Adobe Flash Builder is the premium tool for Flex application development, since it includes an integrated drag-and-drop user interface builder, not found in competing tools like FlashDevelop.

===JavaScript applications===
Adobe provides for AIR, HTML5 and JavaScript development with Adobe Dreamweaver CS5, although any other HTML editor or text editor can be used.
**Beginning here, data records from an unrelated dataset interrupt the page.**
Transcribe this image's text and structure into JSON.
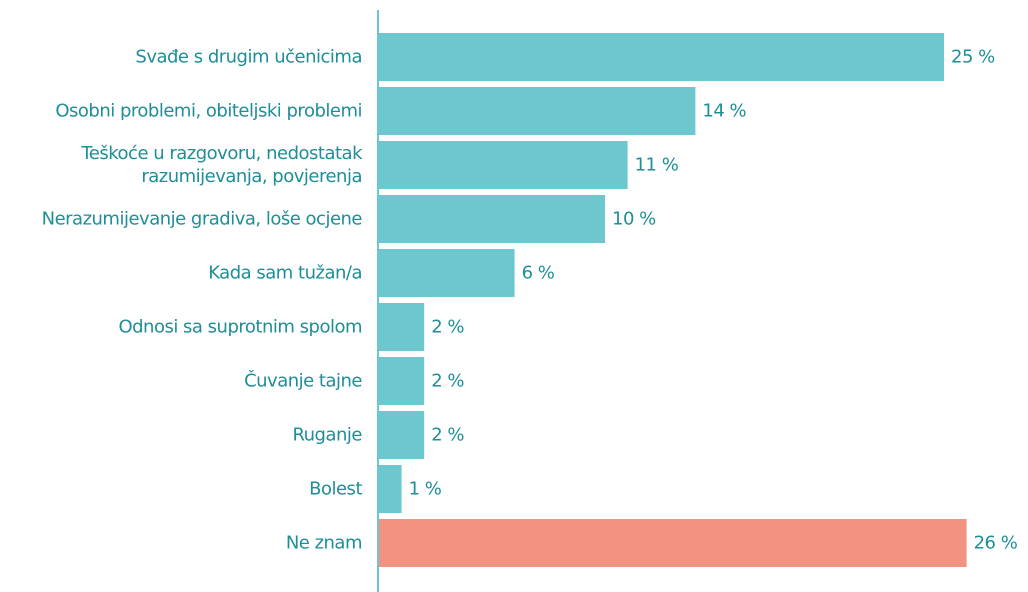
{
  "chart_data": {
    "type": "bar",
    "orientation": "horizontal",
    "categories": [
      "Svađe s drugim učenicima",
      "Osobni problemi, obiteljski problemi",
      "Teškoće u razgovoru, nedostatak\nrazumijevanja, povjerenja",
      "Nerazumijevanje gradiva, loše ocjene",
      "Kada sam tužan/a",
      "Odnosi sa suprotnim spolom",
      "Čuvanje tajne",
      "Ruganje",
      "Bolest",
      "Ne znam"
    ],
    "values": [
      25,
      14,
      11,
      10,
      6,
      2,
      2,
      2,
      1,
      26
    ],
    "value_labels": [
      "25 %",
      "14 %",
      "11 %",
      "10 %",
      "6 %",
      "2 %",
      "2 %",
      "2 %",
      "1 %",
      "26 %"
    ],
    "colors": [
      "#6cc7cf",
      "#6cc7cf",
      "#6cc7cf",
      "#6cc7cf",
      "#6cc7cf",
      "#6cc7cf",
      "#6cc7cf",
      "#6cc7cf",
      "#6cc7cf",
      "#f29382"
    ]
  }
}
AIR can run a subset of JavaScript, with no ability to dynamically execute code when running in the application sandbox. According to Adobe, this restriction is designed to prevent malicious remote content from attacking a user's system. Because of this restriction, JavaScript frameworks that make use of dynamic JavaScript functions like eval() were not initially compatible with AIR. However, several frameworks including Dojo Toolkit, jQuery, and ExtJS were updated to run in AIR's application sandbox. Some frameworks like MooTools were already compatible.

Dreamweaver CS4/CS3 requires an additional extension to compile AIR applications, as does Flash CS3 in the form of an update.